The rear bench seat is also comfortable, and offers a surprising amount of both legroom and head room. It’s not equivalent to a stretch limousine, or even a larger crossover, but six foot tall passengers won’t feel like they’ve lost a bet when they climb in the back. The panoramic sunroof allows rear seat passengers to get a view of the sky, but only the front sunroof opens. If you want to go al fresco, you need to fight for the driver or co-pilot’s seat.
By giving rear seat passengers a bit more leg room, Hyundai sacrificed rear cargo space with the seat up. If you need to haul four passengers plus luggage, you’ll need to pack on the light side, and four passengers plus a medium size dog probably won’t work for trips longer than cross-town. If you delete the panoramic sunroof option and stick with the roof rails, you’ll have the ability to add a rooftop cargo carrier as your vacation road trip needs dictate.
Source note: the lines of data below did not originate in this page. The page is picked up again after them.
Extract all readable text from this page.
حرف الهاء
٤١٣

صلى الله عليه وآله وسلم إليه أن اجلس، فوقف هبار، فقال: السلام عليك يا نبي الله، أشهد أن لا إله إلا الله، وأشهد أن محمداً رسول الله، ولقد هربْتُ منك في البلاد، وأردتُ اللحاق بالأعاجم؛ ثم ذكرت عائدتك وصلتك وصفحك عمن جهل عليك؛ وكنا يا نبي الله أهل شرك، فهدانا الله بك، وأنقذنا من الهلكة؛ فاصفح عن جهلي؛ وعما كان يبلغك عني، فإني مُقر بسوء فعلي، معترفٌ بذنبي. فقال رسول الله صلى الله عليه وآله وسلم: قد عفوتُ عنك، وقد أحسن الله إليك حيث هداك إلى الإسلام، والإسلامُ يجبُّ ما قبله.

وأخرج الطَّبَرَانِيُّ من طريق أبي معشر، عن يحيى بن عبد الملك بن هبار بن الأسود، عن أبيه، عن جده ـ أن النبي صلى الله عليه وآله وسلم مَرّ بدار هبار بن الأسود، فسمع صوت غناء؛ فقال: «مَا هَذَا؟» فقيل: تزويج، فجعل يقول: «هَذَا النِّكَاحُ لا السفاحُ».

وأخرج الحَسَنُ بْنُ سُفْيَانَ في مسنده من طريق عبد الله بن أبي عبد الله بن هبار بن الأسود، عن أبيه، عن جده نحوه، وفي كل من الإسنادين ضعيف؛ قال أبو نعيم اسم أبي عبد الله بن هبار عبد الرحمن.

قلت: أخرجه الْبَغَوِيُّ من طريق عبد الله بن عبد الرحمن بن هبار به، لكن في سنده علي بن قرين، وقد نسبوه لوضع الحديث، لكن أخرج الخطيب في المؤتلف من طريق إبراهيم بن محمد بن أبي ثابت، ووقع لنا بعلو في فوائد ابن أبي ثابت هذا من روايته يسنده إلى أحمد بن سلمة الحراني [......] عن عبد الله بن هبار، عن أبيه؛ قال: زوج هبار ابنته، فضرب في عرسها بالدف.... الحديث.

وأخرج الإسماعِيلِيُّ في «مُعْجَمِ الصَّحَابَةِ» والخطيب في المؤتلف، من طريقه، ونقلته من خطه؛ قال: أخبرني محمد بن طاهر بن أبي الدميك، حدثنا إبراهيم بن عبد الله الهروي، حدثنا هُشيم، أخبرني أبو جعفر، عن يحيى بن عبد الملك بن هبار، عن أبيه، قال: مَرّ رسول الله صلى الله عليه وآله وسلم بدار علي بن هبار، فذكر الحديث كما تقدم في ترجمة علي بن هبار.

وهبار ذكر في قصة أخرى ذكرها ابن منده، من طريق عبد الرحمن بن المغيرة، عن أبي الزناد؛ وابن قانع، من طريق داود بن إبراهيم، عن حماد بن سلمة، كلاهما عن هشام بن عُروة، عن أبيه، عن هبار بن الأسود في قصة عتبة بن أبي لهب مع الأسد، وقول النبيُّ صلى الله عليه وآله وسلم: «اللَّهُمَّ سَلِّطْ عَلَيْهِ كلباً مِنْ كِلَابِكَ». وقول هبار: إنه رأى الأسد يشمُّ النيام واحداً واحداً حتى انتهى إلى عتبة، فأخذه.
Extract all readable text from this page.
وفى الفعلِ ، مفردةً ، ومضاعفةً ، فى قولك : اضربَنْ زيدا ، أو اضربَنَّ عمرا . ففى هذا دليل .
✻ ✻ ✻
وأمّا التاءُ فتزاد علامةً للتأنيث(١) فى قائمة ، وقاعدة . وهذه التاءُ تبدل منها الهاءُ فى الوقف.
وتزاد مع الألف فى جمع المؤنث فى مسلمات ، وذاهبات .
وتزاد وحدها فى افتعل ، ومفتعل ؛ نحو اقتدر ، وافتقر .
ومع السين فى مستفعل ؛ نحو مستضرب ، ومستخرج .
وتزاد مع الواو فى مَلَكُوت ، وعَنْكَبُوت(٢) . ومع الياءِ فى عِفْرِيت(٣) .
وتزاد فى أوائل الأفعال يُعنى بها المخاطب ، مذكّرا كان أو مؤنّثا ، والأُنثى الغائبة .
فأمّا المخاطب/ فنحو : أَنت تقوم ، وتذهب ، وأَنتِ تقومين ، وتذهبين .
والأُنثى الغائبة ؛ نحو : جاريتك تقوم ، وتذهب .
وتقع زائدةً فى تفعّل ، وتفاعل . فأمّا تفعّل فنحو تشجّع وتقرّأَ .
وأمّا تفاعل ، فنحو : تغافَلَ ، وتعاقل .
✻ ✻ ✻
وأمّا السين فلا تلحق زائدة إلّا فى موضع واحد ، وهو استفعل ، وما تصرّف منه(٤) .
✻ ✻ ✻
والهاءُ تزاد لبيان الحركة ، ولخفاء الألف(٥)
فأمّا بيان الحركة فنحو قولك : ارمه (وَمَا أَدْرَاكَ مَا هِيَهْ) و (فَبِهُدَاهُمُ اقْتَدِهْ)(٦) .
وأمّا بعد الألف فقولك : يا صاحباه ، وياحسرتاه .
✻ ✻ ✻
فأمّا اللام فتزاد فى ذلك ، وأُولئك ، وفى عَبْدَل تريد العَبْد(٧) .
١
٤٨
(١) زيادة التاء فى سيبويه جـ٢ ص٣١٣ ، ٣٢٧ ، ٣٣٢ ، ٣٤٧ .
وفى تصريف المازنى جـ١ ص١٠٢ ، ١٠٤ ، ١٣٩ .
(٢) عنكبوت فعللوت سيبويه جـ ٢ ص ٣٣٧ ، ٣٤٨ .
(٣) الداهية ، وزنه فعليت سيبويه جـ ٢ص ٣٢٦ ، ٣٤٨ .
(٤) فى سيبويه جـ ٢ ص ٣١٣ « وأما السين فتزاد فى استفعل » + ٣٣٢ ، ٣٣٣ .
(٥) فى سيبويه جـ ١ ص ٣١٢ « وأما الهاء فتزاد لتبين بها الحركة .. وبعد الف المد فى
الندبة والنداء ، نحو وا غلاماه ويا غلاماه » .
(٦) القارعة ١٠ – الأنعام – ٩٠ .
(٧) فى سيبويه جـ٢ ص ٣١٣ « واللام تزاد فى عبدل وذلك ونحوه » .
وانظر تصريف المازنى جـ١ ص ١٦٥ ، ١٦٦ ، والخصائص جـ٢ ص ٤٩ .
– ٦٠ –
Hyundai has come a long way since their 1986 launch of the Excel in the United States market. Their quality is now on par with manufacturers such as Honda and Toyota, and their vehicles show styling innovation previously absent from the entry-level market. They’ve won praise from organizations ranging from J.D. Power and Associates (where they outranked Toyota for quality in 2006) to the IIHS (six vehicles won the Top Safety Award in 2009) to the EPA (who named them the most fuel efficient automaker in the U.S. in 2009). It’s time to throw out any stereotypes you may have had about Hyundai; go drive one of their new models, and you’ll understand exactly what I’m talking about.